I am not a fan of character advancement in superhero RPGs. I was an '80s Marvel kid, and powers stayed fairly consistent. If or when a character's power level changed, it often meant trouble! Speaking of deaths...
...and resurrections, I remember when X-Factor #1 came out. The Dark Phoenix saga had been one of the most, if not the most, dramatic moments in comics for me. Jean Grey
being alive, and never having been Phoenix in the first place
, felt like such a cheat. Like Patrick Duffy in the shower level cheat (only the oldsters gonna get that one). It felt crass, like a move that was made purely for commercial reasons. This impression wasn't helped by the survey tucked inside that issue. I remember one of the questions being literally, "How many X-titles would you buy a month?"
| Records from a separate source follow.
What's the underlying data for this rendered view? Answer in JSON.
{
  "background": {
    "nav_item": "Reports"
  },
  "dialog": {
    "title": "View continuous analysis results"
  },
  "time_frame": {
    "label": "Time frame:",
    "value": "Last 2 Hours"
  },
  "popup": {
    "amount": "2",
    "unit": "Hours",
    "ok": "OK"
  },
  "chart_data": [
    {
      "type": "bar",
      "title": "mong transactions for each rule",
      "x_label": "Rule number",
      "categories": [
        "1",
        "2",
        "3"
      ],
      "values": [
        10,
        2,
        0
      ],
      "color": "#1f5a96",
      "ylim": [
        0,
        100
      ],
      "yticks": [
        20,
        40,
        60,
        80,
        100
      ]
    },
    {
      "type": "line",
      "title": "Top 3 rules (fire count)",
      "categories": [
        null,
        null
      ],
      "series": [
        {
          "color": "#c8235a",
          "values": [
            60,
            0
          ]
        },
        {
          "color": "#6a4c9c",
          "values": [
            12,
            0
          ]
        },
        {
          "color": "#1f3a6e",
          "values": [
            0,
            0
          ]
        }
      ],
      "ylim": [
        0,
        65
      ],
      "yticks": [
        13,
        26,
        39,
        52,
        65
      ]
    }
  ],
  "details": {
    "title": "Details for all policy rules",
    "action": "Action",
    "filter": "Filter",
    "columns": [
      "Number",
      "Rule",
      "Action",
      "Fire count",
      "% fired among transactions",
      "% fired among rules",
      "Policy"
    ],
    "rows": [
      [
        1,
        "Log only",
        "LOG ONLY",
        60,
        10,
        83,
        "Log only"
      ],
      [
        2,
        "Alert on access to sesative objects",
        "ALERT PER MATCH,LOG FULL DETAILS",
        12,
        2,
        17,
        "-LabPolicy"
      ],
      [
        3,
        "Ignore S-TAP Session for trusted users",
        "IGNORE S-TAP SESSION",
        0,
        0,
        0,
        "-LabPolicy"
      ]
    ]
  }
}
I think we can also chalk up some not-entirely-functional relationships between different writers at Marvel into the mix as well. Claremont was NOT happy about Jean being brought back.
Over the years it seems like every attempt eventually gets too complicated to run.
In theory I think the best example I have seen is City of Mist - but I don't own it yet, I own another game in the same line: Legend in the Mist, so this is based on an assumption that it would hold up. It's very rules light with no stats or numbers to things, just tags a lot of narrative roleplay.
And that's where the elusive solution, should it ever be found, would lie.
A system without numeric definition to things and without tactical combat. You need to describe everything in terms of narrative dramatic flow. Like a comic book.
That's the only way to have radically different scales in play, and keep them all story relevant. It's also the only way to allow "anything" without trying to detail out "everything".
Super Hero RPGs have been my main thing for most of my time in this hobby - starting in 83 when I found Autoduel Champions in looking for a supplement to Car Wars. I've tried a lot of different games, I've spent years running several of them. Some of them held up better than others. Some worked in their early editions, and then got too complicated. But even that was only when we limited our idea of a super hero to something fitting the game mechanics. In that regard even Silver Age Sentinels was too pre-defined and it's probably one of the looser flowing games I'd GM'd.
So right now I'm thinking the answer is very close to City of Mist - but maybe not exactly where that is as that is, I believe, tailored to a specific narrow sub-genre. However it may be circling around the impossible answer.
You don't buy a new VPP...
nor a new multipower... but you put a pretty narrow limit on the slot in your extant multipower.
The Multiform? sure limit it... buy it with charges. Can get prices down a good bit that way.